According to Yarden, ProALL-BM can be run using conventional RT-qPCR platforms. "It's a nice, simple test that can be used in molecular and clinical labs around the world," she said. Yarden added that Curewize is considering developing a point-of-care test in the future, though such a platform would require additional investments in software and hardware.

In terms of competitors, one potential rival is Seattle-based Adaptive Biotechnologies, which sells a next-generation sequencing-based assay called clonoSeq for detecting and quantifying measurable residual disease in lymphoid malignancies. Those with lower levels of cells typically receive standard treatment, while those with higher levels of cells go on to more intense treatments. The test was originally developed by South San Francisco, California-based Sequenta, which Adaptive acquired in 2015.

While Yarden conceded that Adaptive Bio's approach has its merits, she noted that it is run on patients following treatment, as opposed to before a treatment plan has been decided.

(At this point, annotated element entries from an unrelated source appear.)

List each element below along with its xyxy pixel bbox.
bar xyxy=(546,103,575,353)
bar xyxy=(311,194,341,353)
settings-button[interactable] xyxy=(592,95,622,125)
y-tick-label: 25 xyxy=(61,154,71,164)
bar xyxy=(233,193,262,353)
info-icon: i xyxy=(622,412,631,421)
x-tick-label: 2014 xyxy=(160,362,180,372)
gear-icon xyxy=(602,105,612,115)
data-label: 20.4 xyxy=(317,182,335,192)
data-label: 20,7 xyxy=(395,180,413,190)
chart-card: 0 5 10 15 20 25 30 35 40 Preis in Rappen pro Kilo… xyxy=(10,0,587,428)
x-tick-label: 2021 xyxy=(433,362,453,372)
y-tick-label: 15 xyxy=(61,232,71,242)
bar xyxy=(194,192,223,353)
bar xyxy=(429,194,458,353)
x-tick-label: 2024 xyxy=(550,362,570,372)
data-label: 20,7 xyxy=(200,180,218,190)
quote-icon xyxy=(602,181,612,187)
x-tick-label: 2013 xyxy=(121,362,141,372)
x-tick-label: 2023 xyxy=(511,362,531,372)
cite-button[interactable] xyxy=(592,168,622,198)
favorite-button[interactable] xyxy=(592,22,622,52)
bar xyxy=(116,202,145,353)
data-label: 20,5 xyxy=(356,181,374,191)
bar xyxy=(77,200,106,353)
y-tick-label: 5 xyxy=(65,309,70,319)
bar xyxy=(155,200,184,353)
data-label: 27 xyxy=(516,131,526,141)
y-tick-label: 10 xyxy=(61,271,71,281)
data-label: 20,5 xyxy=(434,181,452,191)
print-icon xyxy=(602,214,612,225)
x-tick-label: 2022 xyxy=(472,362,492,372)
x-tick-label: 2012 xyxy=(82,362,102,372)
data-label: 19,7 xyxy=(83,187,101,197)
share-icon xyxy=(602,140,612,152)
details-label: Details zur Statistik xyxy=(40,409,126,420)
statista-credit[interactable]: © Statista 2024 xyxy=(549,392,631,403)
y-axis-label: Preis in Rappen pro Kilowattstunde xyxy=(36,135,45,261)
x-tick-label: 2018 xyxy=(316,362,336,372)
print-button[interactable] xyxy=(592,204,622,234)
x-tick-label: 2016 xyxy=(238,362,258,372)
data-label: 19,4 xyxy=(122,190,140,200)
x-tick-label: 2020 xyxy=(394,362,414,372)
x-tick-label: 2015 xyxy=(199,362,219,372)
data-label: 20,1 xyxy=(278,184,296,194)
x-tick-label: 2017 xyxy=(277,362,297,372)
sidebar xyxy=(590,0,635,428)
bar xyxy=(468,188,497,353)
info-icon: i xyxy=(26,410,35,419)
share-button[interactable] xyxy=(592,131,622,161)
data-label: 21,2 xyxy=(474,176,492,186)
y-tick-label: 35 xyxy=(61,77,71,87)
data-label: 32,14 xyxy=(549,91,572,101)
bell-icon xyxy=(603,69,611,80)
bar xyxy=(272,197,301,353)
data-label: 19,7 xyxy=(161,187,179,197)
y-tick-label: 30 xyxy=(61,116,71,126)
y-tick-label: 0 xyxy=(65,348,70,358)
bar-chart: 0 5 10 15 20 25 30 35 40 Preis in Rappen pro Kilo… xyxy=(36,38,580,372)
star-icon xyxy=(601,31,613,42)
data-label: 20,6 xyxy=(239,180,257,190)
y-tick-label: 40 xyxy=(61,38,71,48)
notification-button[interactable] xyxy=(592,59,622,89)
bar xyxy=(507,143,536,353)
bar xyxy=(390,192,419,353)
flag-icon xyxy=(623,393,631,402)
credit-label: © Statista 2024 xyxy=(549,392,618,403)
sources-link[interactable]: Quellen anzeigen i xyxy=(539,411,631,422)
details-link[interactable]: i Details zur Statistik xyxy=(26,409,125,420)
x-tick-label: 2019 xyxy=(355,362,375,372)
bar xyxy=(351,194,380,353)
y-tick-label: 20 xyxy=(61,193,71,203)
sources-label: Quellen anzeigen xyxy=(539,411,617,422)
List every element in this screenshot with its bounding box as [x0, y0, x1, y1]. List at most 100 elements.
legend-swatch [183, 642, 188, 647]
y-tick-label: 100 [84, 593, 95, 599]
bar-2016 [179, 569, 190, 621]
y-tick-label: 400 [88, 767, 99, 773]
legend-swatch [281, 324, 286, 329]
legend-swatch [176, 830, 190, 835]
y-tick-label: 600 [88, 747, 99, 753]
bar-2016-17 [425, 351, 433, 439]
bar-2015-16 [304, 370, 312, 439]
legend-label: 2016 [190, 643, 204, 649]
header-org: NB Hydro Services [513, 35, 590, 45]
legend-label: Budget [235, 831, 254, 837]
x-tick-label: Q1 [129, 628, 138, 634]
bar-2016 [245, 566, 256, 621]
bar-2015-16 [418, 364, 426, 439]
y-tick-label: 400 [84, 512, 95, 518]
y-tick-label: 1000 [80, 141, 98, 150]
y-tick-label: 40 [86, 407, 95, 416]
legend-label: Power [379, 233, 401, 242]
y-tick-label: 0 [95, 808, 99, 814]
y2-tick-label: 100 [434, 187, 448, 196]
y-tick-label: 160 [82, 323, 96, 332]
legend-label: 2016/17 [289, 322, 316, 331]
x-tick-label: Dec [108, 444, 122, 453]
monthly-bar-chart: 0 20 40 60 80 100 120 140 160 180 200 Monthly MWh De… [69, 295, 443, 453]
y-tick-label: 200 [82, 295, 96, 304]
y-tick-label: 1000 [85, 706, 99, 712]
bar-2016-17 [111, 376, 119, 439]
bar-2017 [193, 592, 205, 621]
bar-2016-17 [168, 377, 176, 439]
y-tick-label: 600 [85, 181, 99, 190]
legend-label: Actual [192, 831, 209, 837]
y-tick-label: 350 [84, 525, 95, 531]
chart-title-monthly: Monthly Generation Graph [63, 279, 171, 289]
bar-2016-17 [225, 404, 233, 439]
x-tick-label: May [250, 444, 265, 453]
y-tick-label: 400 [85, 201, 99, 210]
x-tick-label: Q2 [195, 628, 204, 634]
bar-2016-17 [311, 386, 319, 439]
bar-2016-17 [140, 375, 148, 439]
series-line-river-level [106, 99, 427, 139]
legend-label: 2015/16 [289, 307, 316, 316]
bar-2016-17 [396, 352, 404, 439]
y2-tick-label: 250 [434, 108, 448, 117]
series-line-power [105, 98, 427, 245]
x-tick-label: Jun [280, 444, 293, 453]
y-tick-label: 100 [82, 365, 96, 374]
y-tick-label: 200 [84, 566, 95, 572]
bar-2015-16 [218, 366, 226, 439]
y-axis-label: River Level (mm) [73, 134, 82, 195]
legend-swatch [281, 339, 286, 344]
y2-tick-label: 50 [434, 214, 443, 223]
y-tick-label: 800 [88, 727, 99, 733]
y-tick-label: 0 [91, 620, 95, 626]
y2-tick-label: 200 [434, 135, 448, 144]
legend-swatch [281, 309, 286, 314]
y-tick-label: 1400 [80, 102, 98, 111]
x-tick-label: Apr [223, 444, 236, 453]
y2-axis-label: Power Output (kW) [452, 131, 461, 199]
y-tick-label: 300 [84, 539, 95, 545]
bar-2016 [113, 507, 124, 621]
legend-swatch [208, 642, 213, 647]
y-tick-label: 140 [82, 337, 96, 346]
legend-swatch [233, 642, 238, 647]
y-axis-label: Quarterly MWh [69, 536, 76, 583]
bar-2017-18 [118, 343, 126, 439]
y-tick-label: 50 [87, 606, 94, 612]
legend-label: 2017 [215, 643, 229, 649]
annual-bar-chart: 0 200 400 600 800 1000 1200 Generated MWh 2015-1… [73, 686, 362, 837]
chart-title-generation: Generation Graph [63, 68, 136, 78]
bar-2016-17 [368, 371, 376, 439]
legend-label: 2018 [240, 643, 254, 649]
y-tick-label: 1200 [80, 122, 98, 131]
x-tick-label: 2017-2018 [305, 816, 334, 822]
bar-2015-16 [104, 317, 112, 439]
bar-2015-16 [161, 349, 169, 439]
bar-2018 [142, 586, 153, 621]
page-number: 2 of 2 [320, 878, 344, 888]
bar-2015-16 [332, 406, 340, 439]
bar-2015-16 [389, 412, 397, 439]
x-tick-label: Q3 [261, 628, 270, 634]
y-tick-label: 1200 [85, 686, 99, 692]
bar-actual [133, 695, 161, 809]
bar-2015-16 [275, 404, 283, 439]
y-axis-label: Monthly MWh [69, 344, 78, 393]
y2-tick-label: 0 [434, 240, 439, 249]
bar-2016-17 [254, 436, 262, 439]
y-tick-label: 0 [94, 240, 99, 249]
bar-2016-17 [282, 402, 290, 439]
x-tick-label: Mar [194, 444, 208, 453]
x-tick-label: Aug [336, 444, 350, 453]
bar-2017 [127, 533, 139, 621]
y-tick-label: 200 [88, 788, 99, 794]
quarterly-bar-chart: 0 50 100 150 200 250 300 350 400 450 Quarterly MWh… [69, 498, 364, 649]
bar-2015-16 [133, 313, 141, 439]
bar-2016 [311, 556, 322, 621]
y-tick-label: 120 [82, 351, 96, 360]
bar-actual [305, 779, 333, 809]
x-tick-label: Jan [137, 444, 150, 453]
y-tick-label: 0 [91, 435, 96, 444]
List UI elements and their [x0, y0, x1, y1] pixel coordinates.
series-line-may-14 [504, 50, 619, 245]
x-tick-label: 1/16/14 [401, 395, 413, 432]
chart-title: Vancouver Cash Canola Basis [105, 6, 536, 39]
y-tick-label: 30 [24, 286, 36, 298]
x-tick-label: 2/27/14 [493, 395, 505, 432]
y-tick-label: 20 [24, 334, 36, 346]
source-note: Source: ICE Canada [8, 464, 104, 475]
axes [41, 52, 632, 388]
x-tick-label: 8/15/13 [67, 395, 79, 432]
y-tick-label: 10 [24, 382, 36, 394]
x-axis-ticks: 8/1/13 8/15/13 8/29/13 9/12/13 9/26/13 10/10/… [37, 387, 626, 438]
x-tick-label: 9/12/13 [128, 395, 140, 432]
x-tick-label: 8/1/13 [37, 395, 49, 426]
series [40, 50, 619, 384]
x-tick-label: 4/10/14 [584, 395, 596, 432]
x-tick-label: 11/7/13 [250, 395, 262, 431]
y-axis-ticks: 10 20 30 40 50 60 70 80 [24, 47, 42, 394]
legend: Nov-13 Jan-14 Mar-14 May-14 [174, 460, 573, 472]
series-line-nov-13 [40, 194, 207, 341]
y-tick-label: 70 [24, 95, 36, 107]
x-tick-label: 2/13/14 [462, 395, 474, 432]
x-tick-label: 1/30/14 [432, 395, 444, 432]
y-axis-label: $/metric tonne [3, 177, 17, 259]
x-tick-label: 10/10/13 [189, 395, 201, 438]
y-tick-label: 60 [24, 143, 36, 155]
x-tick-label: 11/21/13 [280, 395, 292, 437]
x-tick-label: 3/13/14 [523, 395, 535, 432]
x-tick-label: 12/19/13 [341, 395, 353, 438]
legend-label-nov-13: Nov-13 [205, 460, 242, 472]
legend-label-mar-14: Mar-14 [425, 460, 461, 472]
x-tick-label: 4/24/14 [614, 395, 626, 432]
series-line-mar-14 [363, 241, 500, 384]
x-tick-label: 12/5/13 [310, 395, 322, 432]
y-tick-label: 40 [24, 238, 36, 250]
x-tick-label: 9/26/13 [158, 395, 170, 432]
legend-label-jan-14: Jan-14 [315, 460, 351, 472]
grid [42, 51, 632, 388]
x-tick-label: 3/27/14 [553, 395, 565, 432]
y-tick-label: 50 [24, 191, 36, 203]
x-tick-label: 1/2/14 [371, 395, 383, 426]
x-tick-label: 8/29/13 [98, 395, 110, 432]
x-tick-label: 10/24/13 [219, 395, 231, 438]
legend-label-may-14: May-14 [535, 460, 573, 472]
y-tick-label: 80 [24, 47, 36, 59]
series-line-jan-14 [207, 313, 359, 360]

She also said that Curewize's miRNA-based assay supplies information on patients that is not obtained by other biomarkers. "MicroRNA regulate gene activity, so measure a different aspect altogether," Yarden said. "We add important information."

Curewize is also developing a blood-based version of its ProALL test, called ProALL-BL. According to Yarden, the assay in development could be used for monitoring ALL patients before, during, and after treatment. "Patients would much rather have a blood test than a bone marrow test," noted Yarden.

She said that ProALL-BL is undergoing clinical trials in Israel at Schneider Children's Medical Center as well as the Rambam Health Care Campus in Haifa.

The test relies on the same markers as ProALL-BM. Yarden said that preliminary findings from the study have demonstrated its feasibility, but she didn't provide further details.

Another test in the firm's pipeline is a companion diagnostic for deciding on the treatment of solid cancers with NAMPT and PARP inhibitors. She did not provide a timeline for when the test might become available.